A Shellfish Feast

One of my favorite meals was lunch on our final day in Paris. I had spent the entire week roaming all over the city, in search of the best restaurants and cafes in each arrondissement. So it was a surprise to find one of the tastiest spots right in our own hotel!

We stayed at Hotel Lutetia, on the corner of Boulevard Raspail and Rue de Sevres, in the sixth arrondissement. It’s a very nice hotel in a great location, with small but comfortable rooms and real showers. The bonus is free wi-fi all over, including in the downstairs bar that serves coffee and aperitifs until late.
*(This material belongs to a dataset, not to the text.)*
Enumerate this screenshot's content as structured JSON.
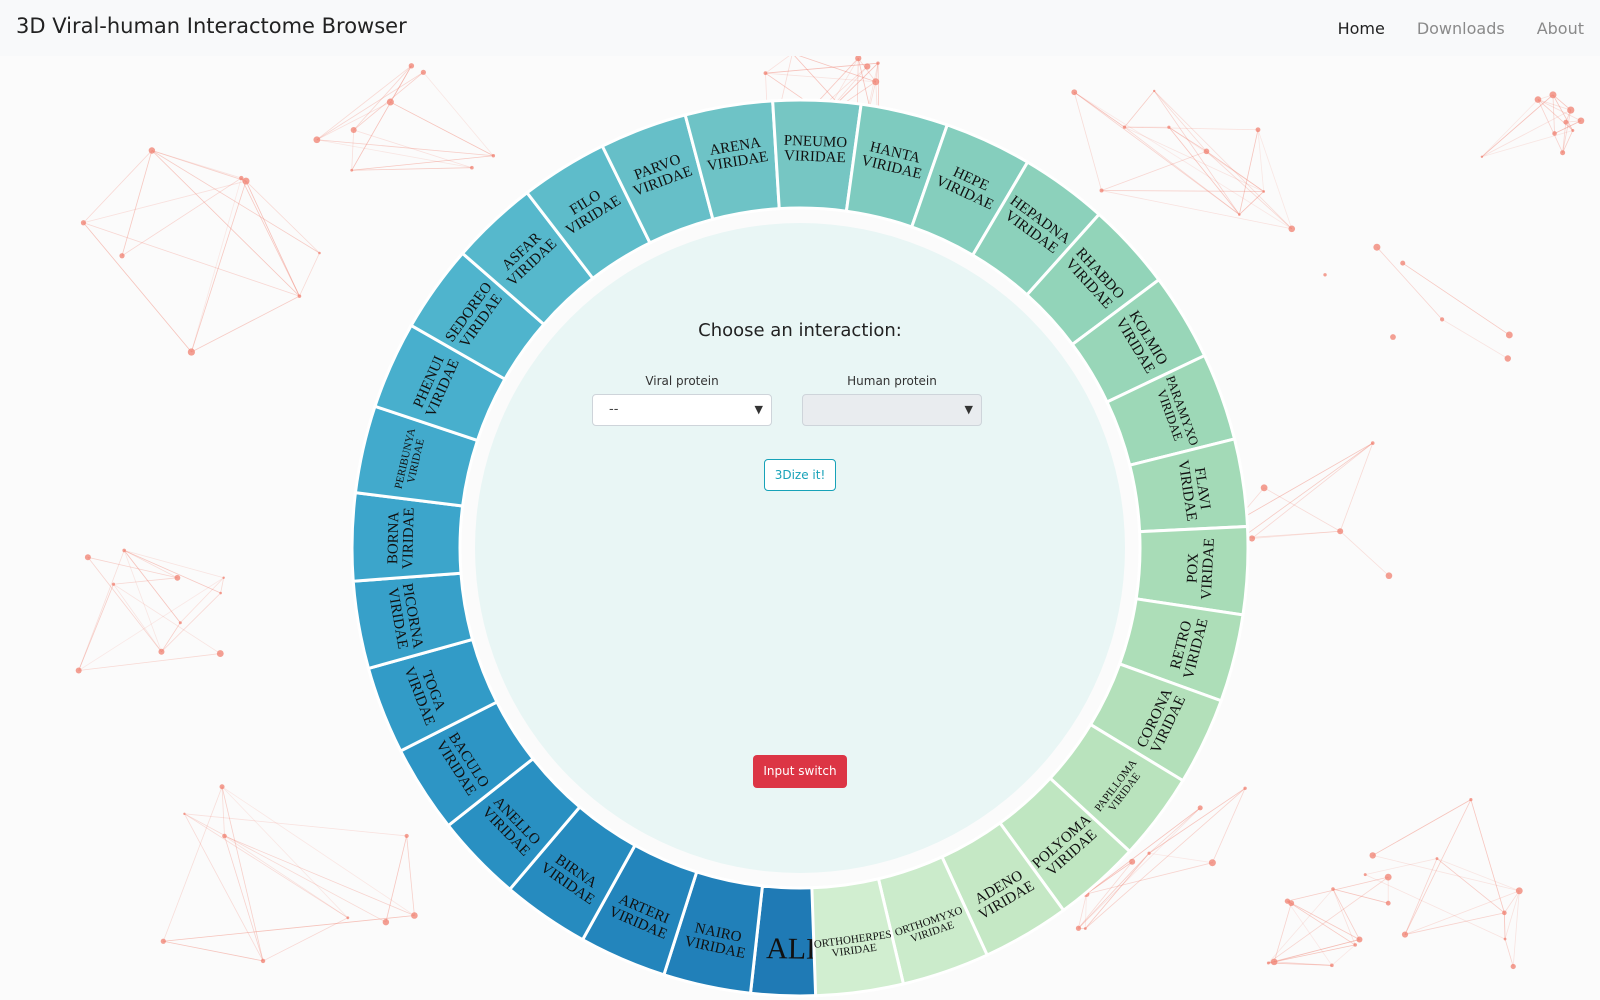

We didn’t want to search for a lunch spot in the rain, so we opted to walk downstairs to Brasserie Lutetia. It was 2pm, and the restaurant was packed. Some diners were tourists, but many were local businessmen and women having lunch. While waiting at the bar we decided to celebrate our final day in Paris with a glass of champagne. After our drinks arrived we were told the raw bar was closing in 15 minutes so we should order soon. Feeling good after half a glass of champagne, we decided to do all seafood – and there was plenty to choose from on the menu. Seven types of oysters, snails, shrimp, mussels, clams and crab claws, and I think I may be leaving other crustaceans out. We placed our order just in time for our table to be ready.

We slid into our booth and ordered a half bottle of white wine to complement our shellfish. Then our spectacular assortment arrived. We ordered 4 different types of oysters, all from France – one each from Normandy and Brittany to the north, and two from Marennes, to the west. The menu listed them as being medium in size, but all four were some of the biggest oysters I’ve ever eaten. They were bigger than blue point oysters from Long Island, which most Americans would describe as large. My favorite was the Claire de Marennes. It was thick and meaty, with a buttery and almost sweet taste. Hands down the best tasting oyster I’ve had in recent memory, perhaps the best I’ve ever tasted.

We also ordered bulots and bigorneaux, which are translated into English as winkles and welks. I tried them for the first time three years ago during a trip to Normandy and Brittany, but haven’t had them since. I’ve been unsuccessful at finding them on menus in the United States. Winkles are sea snails. They’re different from escargot in color, taste, and the way they’re prepared. The escargot I’ve had this week were cooked with lots of butter and garlic. In a word – delicious. Winkles are prepared much more simply. They’re cooked in boiling water like you would with clams or mussels, then served chilled. You carefully take out the animal from the shell using a small metal rod that looks almost like an unwound paper clip. It’s yellowy-brown in color and kind of slimy looking, but tastes great. It’s a burst of flavor when you bite in. It has just a hint of salt and is surprisingly not too chewy. Welks are much smaller, about the size of a dime, with black shells. You use the same thin metal tool to take out the tiny animal. For its small size it has a bigger taste than the winkle. It’s saltier and a bit tangy. It does seem like a lot of work for such a small bite, but I always find food tastes better when you have to work to eat it!

After we finished our shellfish feast I did have a couple regrets. The first, that we hadn’t tried this brasserie earlier in our stay. The second, we had a late lunch. If that raw bar wasn’t closed I would have definitely gotten another round!